Remarkably, by a significant margin, most of those taking part, certainly in the march on Luthuli House, the ANC headquarters in Johannesburg, were black. Equally remarkably, the large number of sjambok- and club-wielding “defenders” the ANC in the past mobilised and bused in “to protect” the sacred turf of Luthuli House against the political infidel, was vastly reduced.
As it turned out, except for sjambokking a few white DA supporters who had become isolated from the main body of marchers, the ANC thugs honestly didn’t seem to have their hearts in it. I guess it’s difficult to keep one’s ferocity focused when increasingly confronted with the politically bizarre phenomenon of ANC members, branches, structures and affiliates marching against ANC members, branches, structures and affiliates.
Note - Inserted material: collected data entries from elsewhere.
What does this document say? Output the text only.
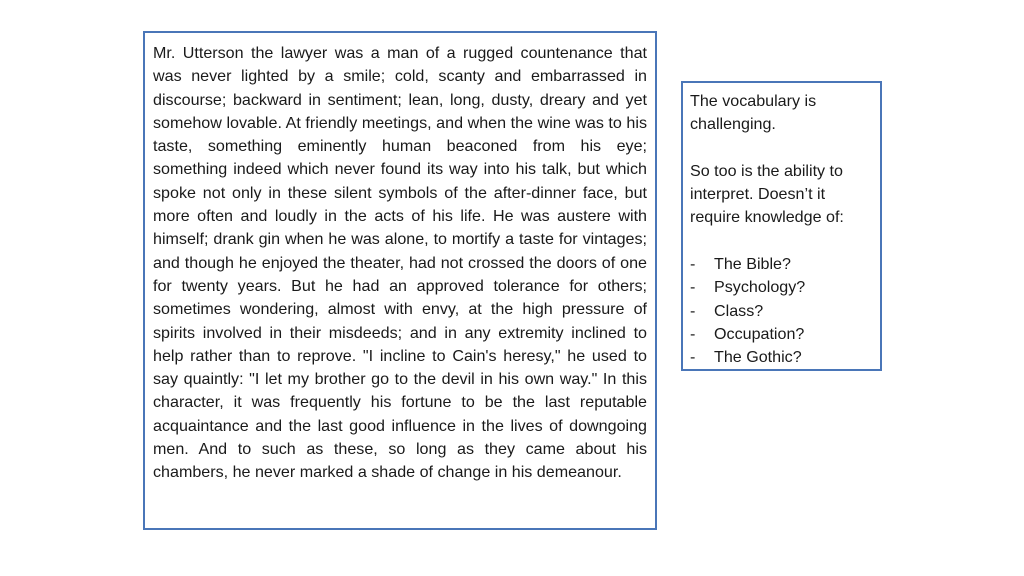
Mr. Utterson the lawyer was a man of a rugged countenance that was never lighted by a smile; cold, scanty and embarrassed in discourse; backward in sentiment; lean, long, dusty, dreary and yet somehow lovable. At friendly meetings, and when the wine was to his taste, something eminently human beaconed from his eye; something indeed which never found its way into his talk, but which spoke not only in these silent symbols of the after-dinner face, but more often and loudly in the acts of his life. He was austere with himself; drank gin when he was alone, to mortify a taste for vintages; and though he enjoyed the theater, had not crossed the doors of one for twenty years. But he had an approved tolerance for others; sometimes wondering, almost with envy, at the high pressure of spirits involved in their misdeeds; and in any extremity inclined to help rather than to reprove. "I incline to Cain's heresy," he used to say quaintly: "I let my brother go to the devil in his own way." In this character, it was frequently his fortune to be the last reputable acquaintance and the last good influence in the lives of downgoing men. And to such as these, so long as they came about his chambers, he never marked a shade of change in his demeanour.

The vocabulary is challenging.

So too is the ability to interpret. Doesn’t it require knowledge of:

-	The Bible?
-	Psychology?
-	Class?
-	Occupation?
-	The Gothic?
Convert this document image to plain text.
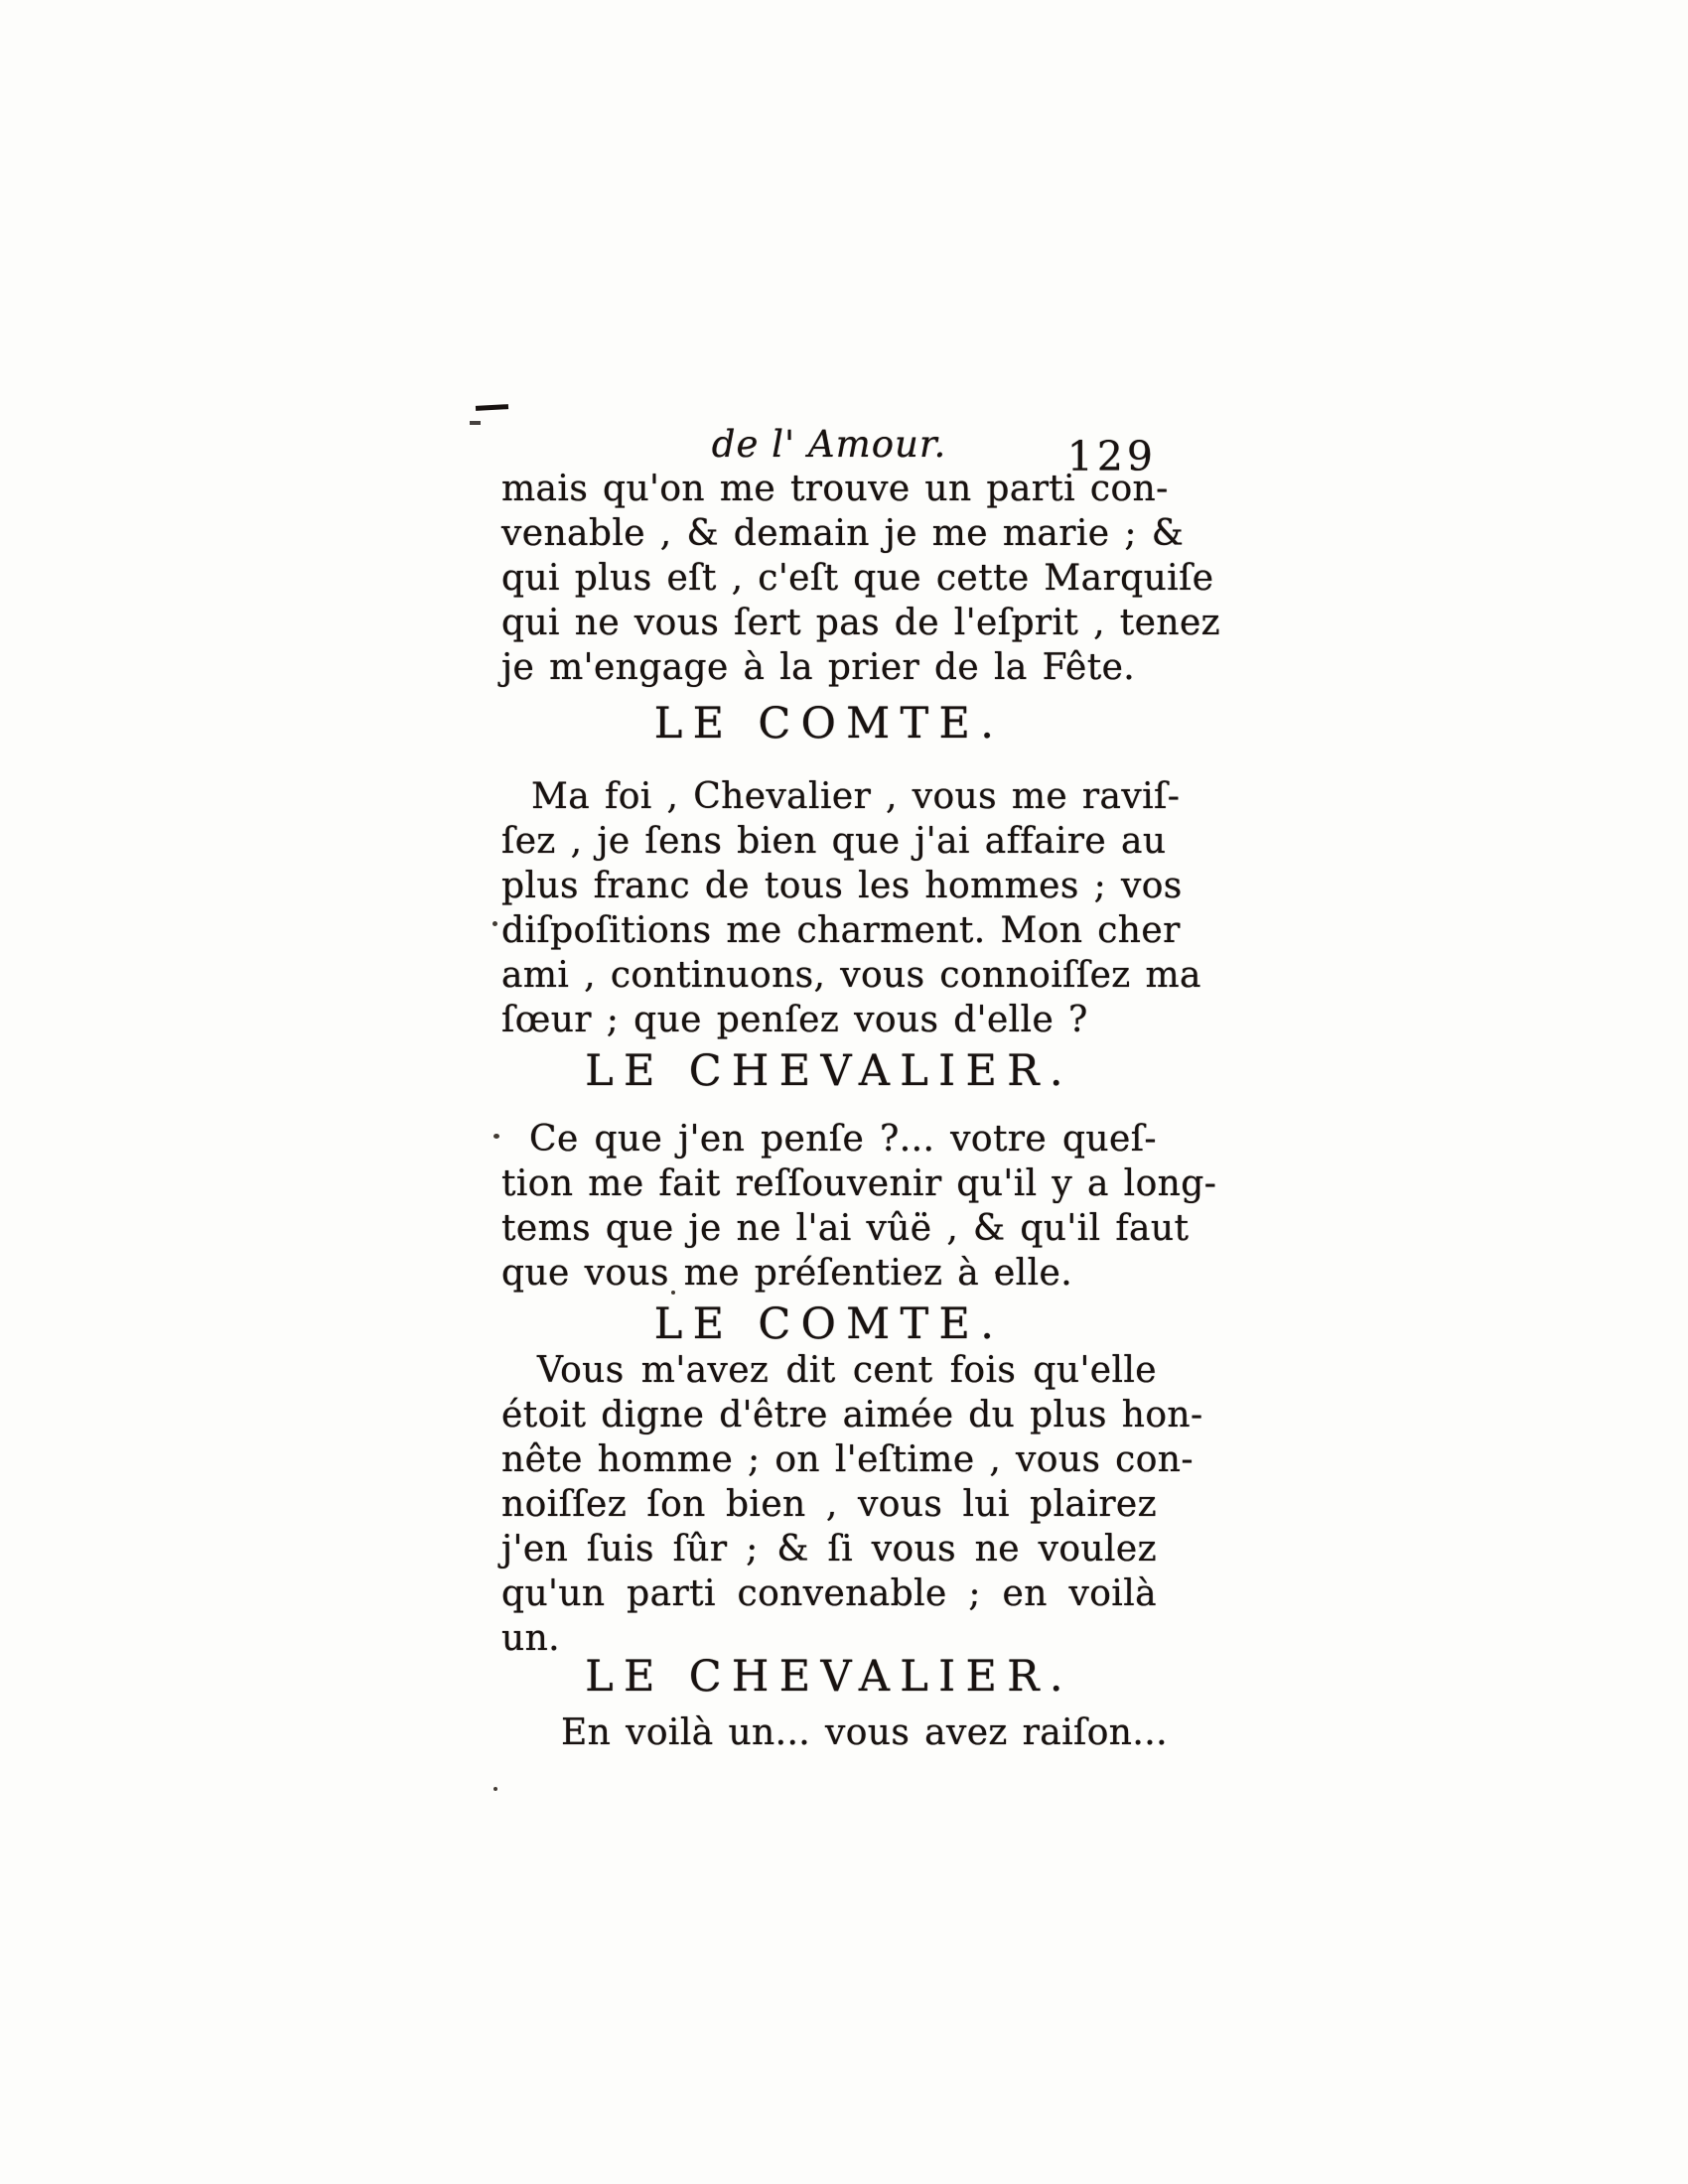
de l' Amour.	129
mais qu'on me trouve un parti con-
venable , & demain je me marie ; &
qui plus eſt , c'eſt que cette Marquiſe
qui ne vous ſert pas de l'eſprit , tenez
je m'engage à la prier de la Fête.
LE COMTE.
Ma foi , Chevalier , vous me raviſ-
ſez , je ſens bien que j'ai affaire au
plus franc de tous les hommes ; vos
diſpoſitions me charment. Mon cher
ami , continuons, vous connoiſſez ma
ſœur ; que penſez vous d'elle ?
LE CHEVALIER.
Ce que j'en penſe ?... votre queſ-
tion me fait reſſouvenir qu'il y a long-
tems que je ne l'ai vûë , & qu'il faut
que vous me préſentiez à elle.
LE COMTE.
Vous m'avez dit cent fois qu'elle
étoit digne d'être aimée du plus hon-
nête homme ; on l'eſtime , vous con-
noiſſez ſon bien , vous lui plairez
j'en ſuis ſûr ; & ſi vous ne voulez
qu'un parti convenable ; en voilà
un.
LE CHEVALIER.
En voilà un... vous avez raiſon...
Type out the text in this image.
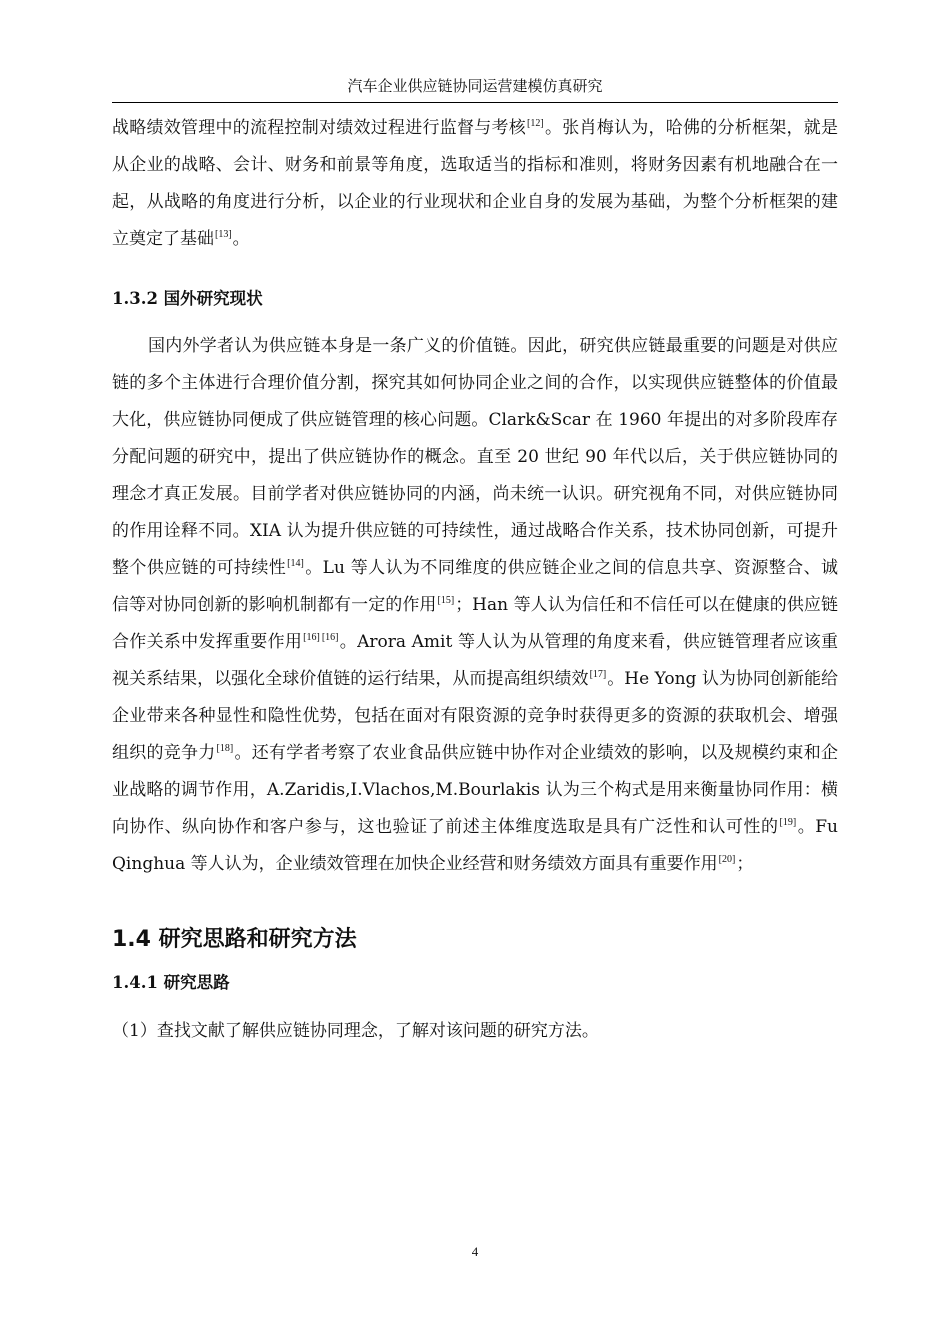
汽车企业供应链协同运营建模仿真研究

战略绩效管理中的流程控制对绩效过程进行监督与考核[12]。张肖梅认为，哈佛的分析框架，就是从企业的战略、会计、财务和前景等角度，选取适当的指标和准则，将财务因素有机地融合在一起，从战略的角度进行分析，以企业的行业现状和企业自身的发展为基础，为整个分析框架的建立奠定了基础[13]。

1.3.2 国外研究现状

国内外学者认为供应链本身是一条广义的价值链。因此，研究供应链最重要的问题是对供应链的多个主体进行合理价值分割，探究其如何协同企业之间的合作，以实现供应链整体的价值最大化，供应链协同便成了供应链管理的核心问题。Clark&Scar 在 1960 年提出的对多阶段库存分配问题的研究中，提出了供应链协作的概念。直至 20 世纪 90 年代以后，关于供应链协同的理念才真正发展。目前学者对供应链协同的内涵，尚未统一认识。研究视角不同，对供应链协同的作用诠释不同。XIA 认为提升供应链的可持续性，通过战略合作关系，技术协同创新，可提升整个供应链的可持续性[14]。Lu 等人认为不同维度的供应链企业之间的信息共享、资源整合、诚信等对协同创新的影响机制都有一定的作用[15]；Han 等人认为信任和不信任可以在健康的供应链合作关系中发挥重要作用[16] [16]。Arora Amit 等人认为从管理的角度来看，供应链管理者应该重视关系结果，以强化全球价值链的运行结果，从而提高组织绩效[17]。He Yong 认为协同创新能给企业带来各种显性和隐性优势，包括在面对有限资源的竞争时获得更多的资源的获取机会、增强组织的竞争力[18]。还有学者考察了农业食品供应链中协作对企业绩效的影响，以及规模约束和企业战略的调节作用，A.Zaridis,I.Vlachos,M.Bourlakis 认为三个构式是用来衡量协同作用：横向协作、纵向协作和客户参与，这也验证了前述主体维度选取是具有广泛性和认可性的[19]。Fu Qinghua 等人认为，企业绩效管理在加快企业经营和财务绩效方面具有重要作用[20]；

1.4 研究思路和研究方法
1.4.1 研究思路

（1）查找文献了解供应链协同理念，了解对该问题的研究方法。

4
There are other signs of change in the air. Previously, South Africa’s seething masses understood well the limits of disaffection.
It’s always been acceptable to blockade public highways with burning tyres and other barriers in response to failed service delivery. It’s even been okay to throw rocks at hapless motorists.
But now public anger is becoming more directly focused on the ANC. Jan van Riebeek, apartheid, white monopoly capital and foreign agents are no longer as readily accepted as the architects of our country’s present predicament.
On Tuesday, residents of one of the most benighted local authorities in the country, the Enoch Mgijima Municipality in the Eastern Cape, laid siege to the venue hosting the ANC’s 111th birthday celebrations.
Angry at being without electricity for a month, they prevented ANC delegates from entering a gala dinner presided over by the party’s secretary general and Minister of Transport Fikile Mbalula. The glitzy celebrations were delayed for hours, as the guests waited for the Public
Order squad of the police to disperse the protesters.
At one stage, the residents corralled one of the delegates, ANC Women’s League provincial task team leader Nokuku Dube, and bombarded her with complaints and insults, shouting that in the light of load shedding and other government collapse, the dinner was “an insult” to the people. The ANC wasn’t welcome and should hamba.
Dube can be seen remonstrating with the crowd when, out of the blue, a woman protester sneaks up behind her and snatches her hair weave from her head. The protester then dashes into the crowd to roars of laughter and hoots of encouragement, with Dube tottering in high heels in vain pursuit.
The incident is not as trivial as it appears. It is another sign of the waning respect and patience of the masses towards the ANC.
Africa is not Europe, needless to say, where politicos – with the exception of Saint Jacinda of Aotearoa – are accustomed to being held in cheerful contempt. There’s a long and tolerated tradition in the Western democracies of low-level politician abuse, ranging from rude signs to the occasional thrown egg.
The Dube comedy turn is part of a sea change.
When deference turns to derision. That’s the moment when you should start feeling nervous.
Especially if you’re a politician in Africa. And even more so if you’re a member of the governing party.